China sees fierce pre-holiday liquidity scramble, short rate surges but yuan dips
SHANGHAI (Reuters) - Short-term funding costs in China shot to their highest in nearly 10 years on Thursday on fears that liquidity was sharply tightening heading into the long Lunar New Year holidays.
The sudden surge in funding rates ahead of one of the heaviest cash demand periods of the year has forced traders with short positions against the yuan to bail out of their positions.
That has led to a solid strengthening in the beleaguered currency this week, though it dipped on Thursday on signs that state banks may be offering some additional yuan supplies and after an overnight bounce in the U.S. dollar.
Spot yuan was trading at 6.8556 to the dollar by midday, 124 pips weaker than the previous close and only 0.02 percent stronger than the midpoint guided by the central bank.
But it is up more than half a percent so far this week, on course for its best week since July. It has firmed around 1.2 percent so far this year as Chinese authorities try to cool market expectations of further declines.
"The market has calmed down slightly. (But) we have U.S. President-elect Donald Trump's inauguration in two days and that may create volatility again," said a trader at a Chinese bank in Shanghai.
Households and companies usually withdraw large amounts of cash from banks ahead of the week-long New Year holiday, which starts on Jan. 27. This year, the holiday also extends over the month-end, when corporate cash demand increases and some tax payments are due, adding to heavy demand.
While liquidity always tightens in China ahead of the holiday, and the People's Bank of China (PBOC) routinely steps up its money injections ahead of the break, traders were spooked when the central bank unexpectedly decided not to rollover maturing medium-term lending facility (MLF) loans on Wednesday.
Further MLF loans are due to mature on Thursday.
The onshore overnight implied deposit rate for yuan touched a high of 22.099 percent in early trade on Thursday, compared with the previous close of 22.035 percent.
Levels are now the highest since data became available in April 2007. On Tuesday, the rate ended at 4.357 percent.

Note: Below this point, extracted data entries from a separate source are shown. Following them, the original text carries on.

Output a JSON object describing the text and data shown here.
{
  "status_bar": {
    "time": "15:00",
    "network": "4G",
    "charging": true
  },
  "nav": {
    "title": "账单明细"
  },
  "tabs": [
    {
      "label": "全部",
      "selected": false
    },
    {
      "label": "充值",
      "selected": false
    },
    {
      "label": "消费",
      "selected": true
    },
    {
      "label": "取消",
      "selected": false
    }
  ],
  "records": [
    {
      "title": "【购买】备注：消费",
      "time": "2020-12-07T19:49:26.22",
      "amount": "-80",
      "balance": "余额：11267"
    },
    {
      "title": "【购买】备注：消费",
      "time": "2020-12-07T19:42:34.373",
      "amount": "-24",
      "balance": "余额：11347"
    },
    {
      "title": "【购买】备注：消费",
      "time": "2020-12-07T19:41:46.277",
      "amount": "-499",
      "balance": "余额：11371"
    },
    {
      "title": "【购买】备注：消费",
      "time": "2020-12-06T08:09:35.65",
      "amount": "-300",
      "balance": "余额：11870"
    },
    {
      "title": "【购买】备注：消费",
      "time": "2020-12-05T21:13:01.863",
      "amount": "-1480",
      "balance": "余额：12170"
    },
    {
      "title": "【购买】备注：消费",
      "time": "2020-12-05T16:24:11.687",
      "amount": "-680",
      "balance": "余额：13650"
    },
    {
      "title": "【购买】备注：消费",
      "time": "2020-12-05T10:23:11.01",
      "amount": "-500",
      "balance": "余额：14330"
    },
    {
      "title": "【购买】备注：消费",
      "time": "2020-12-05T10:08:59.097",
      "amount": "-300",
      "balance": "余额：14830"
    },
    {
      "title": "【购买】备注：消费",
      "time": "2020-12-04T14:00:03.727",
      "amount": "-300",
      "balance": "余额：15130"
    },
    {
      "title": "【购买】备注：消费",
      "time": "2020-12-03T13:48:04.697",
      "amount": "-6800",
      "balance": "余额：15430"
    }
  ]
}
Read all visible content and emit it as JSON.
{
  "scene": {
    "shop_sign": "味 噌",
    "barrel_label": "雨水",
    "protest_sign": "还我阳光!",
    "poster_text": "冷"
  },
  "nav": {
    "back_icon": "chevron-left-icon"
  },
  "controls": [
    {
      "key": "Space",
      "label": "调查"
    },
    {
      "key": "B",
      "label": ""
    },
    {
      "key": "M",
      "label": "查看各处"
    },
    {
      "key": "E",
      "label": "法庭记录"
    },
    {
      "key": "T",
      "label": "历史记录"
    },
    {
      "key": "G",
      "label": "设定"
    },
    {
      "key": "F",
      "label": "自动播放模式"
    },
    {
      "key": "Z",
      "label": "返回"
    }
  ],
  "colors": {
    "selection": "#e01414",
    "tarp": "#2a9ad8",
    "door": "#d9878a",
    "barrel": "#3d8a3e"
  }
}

The volume-weighted average rate of the benchmark seven-day repo traded in the interbank market, considered the best indicator of general liquidity in China, was 2.5115 percent at midday, compared with the previous close of 2.7607 percent which was the highest since July 2015.
The official midpoint was fixed at 6.8568 per dollar prior to the market open, 43 pips weaker than the previous fixing of 6.8525.
Analysts said Thursday's fixing was set at a firmer level than their models had suggested.
Chinese authorities are widely believed to have been involved in a sharp spike in offshore yuan funding costs earlier this month to keep the currency from breaching the psychologically important 7 to the dollar level. But it is still trading at more than eight-year lows.
The unexpectedly sharp onshore cash pinch comes despite central bank injections of a net 1.035 trillion yuan ($150.87 billion) through open market operations so far this week, nearly 10 times the amount it injected last week.
"Companies' quarterly payments starting Jan.16 and seasonal cash demand are the key factors draining money out," said a liquidity trader at a Chinese bank in Shanghai.
Some market players said the support by the central bank was barely meeting increased demand in the market.
"The PBOC's injection is not enough," said Gu Weiyong, chief investment officer at bond-focused hedge fund Ucom Investment Co.
Gu added that the situation was not being helped by perceptions that regulators would not mind seeing a rise in financing costs this year if it encourages debt-laden Chinese companies to reduce their heavy debt burdens.
The absence of a MLF rollover on Wednesday has also "caused a certain impact", CITIC Securities said in a note on Thursday.
Two batches of medium-term lending facility loans are maturing on Wednesday and Thursday totalling 216.5 billion yuan, according to Reuters calculations.
"We hope the central bank will roll over the maturing MLF loans, but no one knows whether it will do it or not," said the liquidity trader.
Some traders said they heard the cental bank asked commercial banks in the morning about potential demand for MLF loans, but there was no indication if the bank would inject the funds later in the day.
Traders said the crunch could extend past the holiday, noting more open market repos will mature in early February.
Adding to the squeeze, state banks have sold large amounts of dollars and bought yuan in recent months to help shore up the falling currency, draining funds out of money markets.
Commercial banks' net sales of foreign currency rose in December to the highest since January 2016, the foreign exchange regulator said on Thursday. The central bank sold $46.1 billion of foreign exchange in the same month.
In offshore markets, the yuan was 0.3 percent firmer than onshore at 6.833 per dollar.
Highlighting investors' strongly bearish views on the yuan, offshore one-year non-deliverable forwards contracts (NDFs) traded at 7.105, 3.5 percent weaker than the midpoint. NDFs are considered the best available proxy for forward-looking market expectations of the yuan's value.